Are all these goals his fault? No, of course not. The Avs' second goal Monday was one of the softest Jimmy Howard has allowed in a while. But bad things are happening way too often when Ericsson is on the ice.
It got to the point Monday where Babcock essentially rotated two pairs of defensemen in the third period.
So what do the Wings do?
They have been trying most of the season to let him work through it, but it keeps getting worse and worse and the Wings are at a point in the season where they can't afford to give away any games, lest they risk missing the playoffs.
In a perfect world, the Wings would send him to Grand Rapids to regain some of his swagger. But with his size and potential, he would never clear waivers. The Wings are trying to rescue him, not lose him.

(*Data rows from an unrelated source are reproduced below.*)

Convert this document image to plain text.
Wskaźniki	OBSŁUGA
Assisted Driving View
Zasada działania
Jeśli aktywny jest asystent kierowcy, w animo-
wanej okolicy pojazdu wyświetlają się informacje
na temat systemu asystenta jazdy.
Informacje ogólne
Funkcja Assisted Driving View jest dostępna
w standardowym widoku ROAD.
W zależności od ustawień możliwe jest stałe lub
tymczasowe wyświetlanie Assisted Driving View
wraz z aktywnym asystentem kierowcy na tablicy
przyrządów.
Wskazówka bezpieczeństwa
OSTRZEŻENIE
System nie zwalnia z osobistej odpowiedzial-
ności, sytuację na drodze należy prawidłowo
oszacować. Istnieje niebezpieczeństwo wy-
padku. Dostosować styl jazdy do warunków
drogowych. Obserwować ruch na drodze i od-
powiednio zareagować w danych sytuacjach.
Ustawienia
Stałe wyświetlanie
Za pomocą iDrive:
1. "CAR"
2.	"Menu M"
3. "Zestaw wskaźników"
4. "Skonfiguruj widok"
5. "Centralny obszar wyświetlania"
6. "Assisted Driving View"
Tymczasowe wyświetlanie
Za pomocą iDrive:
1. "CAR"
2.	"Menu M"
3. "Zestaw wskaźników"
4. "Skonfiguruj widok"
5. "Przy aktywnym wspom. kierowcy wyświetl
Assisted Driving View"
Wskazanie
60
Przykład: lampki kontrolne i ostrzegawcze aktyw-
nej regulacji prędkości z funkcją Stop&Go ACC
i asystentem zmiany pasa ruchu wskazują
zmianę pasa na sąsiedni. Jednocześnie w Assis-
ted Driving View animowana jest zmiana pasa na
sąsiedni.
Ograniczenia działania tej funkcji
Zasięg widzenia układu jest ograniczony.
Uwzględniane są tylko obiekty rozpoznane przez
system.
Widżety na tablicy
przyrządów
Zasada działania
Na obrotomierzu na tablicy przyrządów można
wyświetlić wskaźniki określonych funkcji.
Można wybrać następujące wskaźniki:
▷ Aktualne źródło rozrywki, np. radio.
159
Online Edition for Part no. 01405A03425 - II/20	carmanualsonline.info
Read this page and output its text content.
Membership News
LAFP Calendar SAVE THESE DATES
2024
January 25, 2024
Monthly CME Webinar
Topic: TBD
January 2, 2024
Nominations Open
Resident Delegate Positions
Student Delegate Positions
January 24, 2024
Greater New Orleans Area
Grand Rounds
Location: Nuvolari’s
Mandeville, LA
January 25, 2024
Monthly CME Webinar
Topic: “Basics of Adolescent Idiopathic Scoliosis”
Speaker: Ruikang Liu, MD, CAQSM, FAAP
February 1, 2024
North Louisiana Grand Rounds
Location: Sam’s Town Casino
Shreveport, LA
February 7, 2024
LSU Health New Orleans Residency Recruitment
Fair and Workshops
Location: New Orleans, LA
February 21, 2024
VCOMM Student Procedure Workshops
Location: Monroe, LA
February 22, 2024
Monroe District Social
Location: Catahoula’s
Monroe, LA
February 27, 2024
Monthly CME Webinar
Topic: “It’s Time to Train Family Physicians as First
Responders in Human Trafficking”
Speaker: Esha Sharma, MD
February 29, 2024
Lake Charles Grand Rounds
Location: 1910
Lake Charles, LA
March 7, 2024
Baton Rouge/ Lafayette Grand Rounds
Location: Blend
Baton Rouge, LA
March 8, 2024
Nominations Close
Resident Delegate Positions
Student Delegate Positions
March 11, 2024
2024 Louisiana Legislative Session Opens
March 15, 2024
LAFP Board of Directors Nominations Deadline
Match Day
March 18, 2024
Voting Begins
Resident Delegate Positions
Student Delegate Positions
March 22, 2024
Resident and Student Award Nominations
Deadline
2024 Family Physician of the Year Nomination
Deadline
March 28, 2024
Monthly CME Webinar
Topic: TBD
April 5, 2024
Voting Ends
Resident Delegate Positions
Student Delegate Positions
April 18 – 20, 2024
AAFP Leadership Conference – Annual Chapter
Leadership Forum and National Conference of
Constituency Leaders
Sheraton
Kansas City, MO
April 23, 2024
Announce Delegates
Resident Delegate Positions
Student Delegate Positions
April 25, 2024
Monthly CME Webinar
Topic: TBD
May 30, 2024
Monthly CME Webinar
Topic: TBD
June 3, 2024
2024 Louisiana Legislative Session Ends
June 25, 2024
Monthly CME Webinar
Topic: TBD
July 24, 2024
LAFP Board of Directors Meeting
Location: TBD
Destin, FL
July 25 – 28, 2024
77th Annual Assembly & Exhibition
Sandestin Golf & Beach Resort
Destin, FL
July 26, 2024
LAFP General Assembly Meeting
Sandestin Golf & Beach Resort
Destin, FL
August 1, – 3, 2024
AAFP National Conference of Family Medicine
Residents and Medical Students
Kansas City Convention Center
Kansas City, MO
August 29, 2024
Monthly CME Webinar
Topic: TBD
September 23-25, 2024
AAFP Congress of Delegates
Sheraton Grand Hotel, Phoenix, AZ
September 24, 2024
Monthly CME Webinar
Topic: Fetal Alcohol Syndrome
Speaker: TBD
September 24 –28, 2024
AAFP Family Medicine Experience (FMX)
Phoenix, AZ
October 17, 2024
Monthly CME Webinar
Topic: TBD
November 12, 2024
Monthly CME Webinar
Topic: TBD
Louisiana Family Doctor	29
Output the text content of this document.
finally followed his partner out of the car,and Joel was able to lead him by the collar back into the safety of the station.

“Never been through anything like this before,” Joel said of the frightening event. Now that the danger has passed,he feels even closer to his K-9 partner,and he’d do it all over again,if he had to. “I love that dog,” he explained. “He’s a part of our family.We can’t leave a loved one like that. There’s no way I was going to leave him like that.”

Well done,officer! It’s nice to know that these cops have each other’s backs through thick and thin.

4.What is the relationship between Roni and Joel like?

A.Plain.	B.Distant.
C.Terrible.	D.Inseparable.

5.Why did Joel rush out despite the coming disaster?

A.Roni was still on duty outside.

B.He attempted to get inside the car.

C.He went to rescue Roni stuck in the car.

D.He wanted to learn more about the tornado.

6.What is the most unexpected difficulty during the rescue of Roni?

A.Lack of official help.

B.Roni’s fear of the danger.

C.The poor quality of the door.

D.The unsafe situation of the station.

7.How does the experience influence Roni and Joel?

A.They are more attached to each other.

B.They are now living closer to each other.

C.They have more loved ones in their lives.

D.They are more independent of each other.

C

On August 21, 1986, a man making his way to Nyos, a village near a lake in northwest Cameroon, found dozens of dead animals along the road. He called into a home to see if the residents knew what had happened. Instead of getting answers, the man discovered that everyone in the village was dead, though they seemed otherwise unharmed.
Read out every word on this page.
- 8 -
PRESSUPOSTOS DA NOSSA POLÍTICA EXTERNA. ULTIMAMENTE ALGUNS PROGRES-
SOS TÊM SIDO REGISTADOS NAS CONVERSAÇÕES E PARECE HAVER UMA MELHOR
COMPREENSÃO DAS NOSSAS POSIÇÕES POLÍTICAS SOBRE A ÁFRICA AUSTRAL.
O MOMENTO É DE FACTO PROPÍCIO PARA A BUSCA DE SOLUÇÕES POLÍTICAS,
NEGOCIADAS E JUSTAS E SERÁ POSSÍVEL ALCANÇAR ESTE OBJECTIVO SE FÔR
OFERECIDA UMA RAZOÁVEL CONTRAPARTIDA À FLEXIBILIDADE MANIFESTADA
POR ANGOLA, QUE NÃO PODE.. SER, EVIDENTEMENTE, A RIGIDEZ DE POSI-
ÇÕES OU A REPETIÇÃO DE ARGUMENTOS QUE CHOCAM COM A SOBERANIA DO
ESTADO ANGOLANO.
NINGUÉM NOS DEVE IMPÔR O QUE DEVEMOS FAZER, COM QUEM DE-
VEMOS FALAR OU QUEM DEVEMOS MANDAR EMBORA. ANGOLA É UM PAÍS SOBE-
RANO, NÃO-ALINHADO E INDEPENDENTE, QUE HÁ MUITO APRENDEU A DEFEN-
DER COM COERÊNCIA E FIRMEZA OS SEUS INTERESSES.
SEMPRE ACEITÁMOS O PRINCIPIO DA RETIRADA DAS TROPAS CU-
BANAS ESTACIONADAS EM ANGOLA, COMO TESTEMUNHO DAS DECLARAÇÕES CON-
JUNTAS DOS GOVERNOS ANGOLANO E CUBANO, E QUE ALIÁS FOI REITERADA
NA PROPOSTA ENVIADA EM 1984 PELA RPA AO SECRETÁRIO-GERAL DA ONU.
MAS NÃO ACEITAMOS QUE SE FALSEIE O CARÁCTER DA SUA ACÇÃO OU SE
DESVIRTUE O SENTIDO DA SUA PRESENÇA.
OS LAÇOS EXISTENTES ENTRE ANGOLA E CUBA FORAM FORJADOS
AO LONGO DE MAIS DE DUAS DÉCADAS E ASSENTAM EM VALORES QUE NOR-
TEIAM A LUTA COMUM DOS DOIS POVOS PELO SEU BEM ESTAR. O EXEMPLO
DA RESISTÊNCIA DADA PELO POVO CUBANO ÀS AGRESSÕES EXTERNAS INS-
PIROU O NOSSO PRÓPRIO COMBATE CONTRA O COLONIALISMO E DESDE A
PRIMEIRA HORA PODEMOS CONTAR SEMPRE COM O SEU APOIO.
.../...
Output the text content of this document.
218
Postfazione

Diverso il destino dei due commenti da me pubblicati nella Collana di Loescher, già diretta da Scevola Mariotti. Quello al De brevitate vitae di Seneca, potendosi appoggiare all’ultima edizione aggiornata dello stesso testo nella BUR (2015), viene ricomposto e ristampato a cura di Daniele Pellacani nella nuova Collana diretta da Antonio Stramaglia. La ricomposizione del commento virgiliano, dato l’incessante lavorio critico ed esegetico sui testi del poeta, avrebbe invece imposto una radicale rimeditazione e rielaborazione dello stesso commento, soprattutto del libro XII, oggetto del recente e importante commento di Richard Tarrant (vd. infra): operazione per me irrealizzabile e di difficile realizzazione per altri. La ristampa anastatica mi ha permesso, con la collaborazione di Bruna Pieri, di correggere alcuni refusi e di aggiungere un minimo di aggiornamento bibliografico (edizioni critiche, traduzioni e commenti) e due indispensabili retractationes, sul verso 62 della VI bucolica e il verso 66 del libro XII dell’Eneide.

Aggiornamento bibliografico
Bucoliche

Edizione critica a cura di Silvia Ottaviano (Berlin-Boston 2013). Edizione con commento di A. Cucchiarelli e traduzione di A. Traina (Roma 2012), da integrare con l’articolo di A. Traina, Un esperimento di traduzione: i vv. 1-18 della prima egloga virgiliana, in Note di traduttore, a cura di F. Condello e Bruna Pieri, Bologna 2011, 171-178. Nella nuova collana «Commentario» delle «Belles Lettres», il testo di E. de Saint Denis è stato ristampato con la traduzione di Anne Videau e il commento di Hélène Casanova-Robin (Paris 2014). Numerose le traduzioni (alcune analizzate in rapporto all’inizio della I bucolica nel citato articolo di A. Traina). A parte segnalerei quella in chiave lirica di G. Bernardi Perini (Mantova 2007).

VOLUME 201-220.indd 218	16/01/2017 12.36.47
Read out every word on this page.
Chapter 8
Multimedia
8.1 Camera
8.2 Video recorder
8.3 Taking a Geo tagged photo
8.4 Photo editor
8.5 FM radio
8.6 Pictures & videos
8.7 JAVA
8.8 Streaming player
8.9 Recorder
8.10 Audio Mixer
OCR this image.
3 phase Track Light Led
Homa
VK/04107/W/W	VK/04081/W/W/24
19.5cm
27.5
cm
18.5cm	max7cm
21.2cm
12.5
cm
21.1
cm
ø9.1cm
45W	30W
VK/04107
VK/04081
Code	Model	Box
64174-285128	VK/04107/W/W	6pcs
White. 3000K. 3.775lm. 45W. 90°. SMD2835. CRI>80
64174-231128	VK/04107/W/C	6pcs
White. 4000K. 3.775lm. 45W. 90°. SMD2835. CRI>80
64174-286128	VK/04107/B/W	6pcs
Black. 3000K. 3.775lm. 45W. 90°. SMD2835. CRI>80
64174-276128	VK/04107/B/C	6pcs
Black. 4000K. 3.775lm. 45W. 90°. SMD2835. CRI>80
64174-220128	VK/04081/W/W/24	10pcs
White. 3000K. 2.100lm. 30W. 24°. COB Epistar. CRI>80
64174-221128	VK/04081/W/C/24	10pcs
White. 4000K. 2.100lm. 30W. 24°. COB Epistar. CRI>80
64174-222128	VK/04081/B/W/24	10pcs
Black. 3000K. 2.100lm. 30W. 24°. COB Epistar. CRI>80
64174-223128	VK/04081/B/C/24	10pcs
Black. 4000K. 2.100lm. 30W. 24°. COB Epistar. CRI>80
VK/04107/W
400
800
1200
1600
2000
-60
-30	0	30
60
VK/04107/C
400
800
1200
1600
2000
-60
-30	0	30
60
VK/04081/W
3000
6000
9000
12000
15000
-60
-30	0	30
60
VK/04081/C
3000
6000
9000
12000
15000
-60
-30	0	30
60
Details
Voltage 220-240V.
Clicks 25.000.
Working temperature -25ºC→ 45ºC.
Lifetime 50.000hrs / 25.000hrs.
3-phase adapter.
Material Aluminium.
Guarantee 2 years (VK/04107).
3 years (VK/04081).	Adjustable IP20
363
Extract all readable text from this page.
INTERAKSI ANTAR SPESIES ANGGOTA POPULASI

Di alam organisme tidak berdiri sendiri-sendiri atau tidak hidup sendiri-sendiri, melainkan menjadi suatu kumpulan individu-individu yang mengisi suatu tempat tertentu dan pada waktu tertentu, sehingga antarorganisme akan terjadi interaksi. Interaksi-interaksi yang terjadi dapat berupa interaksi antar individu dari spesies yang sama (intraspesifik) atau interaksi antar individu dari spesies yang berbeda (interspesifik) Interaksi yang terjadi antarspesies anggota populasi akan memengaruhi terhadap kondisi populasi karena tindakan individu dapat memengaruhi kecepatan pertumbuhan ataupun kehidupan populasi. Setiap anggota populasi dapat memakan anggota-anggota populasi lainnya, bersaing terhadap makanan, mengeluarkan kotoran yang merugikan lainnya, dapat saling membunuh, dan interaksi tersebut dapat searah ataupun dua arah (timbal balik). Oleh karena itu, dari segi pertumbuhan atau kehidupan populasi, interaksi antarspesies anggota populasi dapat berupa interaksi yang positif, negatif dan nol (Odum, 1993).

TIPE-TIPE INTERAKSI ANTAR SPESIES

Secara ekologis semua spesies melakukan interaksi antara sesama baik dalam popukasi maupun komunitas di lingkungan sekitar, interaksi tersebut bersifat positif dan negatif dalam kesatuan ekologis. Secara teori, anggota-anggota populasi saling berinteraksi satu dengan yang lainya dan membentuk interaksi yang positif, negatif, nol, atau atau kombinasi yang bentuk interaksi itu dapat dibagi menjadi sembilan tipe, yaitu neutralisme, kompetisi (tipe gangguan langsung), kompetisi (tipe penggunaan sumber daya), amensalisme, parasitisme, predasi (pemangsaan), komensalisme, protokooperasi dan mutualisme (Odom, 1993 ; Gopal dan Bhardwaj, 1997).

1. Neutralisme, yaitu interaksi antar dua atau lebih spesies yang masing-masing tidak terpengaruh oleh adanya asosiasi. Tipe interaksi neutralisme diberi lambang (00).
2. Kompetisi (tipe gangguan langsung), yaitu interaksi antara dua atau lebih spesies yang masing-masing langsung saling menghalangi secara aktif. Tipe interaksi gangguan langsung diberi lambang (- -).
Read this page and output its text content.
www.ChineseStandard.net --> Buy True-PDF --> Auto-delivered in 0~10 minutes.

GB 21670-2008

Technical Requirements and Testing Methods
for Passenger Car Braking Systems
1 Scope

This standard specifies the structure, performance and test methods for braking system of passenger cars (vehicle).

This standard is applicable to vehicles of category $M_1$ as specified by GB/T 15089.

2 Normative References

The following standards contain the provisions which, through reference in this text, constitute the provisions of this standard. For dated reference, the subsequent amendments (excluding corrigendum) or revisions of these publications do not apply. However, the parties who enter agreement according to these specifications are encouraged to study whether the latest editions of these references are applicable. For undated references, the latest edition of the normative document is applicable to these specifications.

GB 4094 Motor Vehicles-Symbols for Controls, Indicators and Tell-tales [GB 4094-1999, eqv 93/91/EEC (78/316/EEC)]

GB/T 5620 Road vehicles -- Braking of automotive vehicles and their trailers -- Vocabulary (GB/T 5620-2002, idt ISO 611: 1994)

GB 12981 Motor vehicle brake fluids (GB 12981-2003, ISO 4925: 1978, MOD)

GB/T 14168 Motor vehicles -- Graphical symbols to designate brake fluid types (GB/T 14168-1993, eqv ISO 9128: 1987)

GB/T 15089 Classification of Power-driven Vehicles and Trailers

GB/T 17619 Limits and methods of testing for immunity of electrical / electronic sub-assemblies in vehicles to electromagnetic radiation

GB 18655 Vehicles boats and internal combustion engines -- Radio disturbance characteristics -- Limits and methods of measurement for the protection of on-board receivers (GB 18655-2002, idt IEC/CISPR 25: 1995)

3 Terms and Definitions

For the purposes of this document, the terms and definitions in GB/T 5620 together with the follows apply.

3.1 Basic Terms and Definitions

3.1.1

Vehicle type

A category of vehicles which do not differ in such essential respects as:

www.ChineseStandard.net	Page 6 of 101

So, the next option is to bench him. Make him a healthy scratch for a while. That's probably going to happen sooner rather than later, but they are trying to buy some time for Andreas Lilja to work off the rust and get himself back up to NHL speed.
The next question, should they decide to shut Ericsson down, is for how long? Do they shut him down for the rest of the season? Rotate Lilja, Brett Lebda and Derek Meech on that third defense pairing?
Is that even the best option for a young player with plummeting confidence?
If I had the answers to these questions, I would be asking Mike Ilitch for a job. I am not sure there's any hockey or psych manual anywhere that can offer concrete answers to this dilemma. All I know is what I see on the ice, and what I see is a young, talented player drowning in his own self-doubt.
Most young defensemen go through these slumps and many lose their confidence at some point. The good ones, the ones who survive to become veteran defenseman, figure out a way to get it back.
In the end, it will be up to Ericsson to provide the answers. It's on him to shake this off, make something good happen for himself and get back to being the trustworthy blue-liner the Red Wings think he is.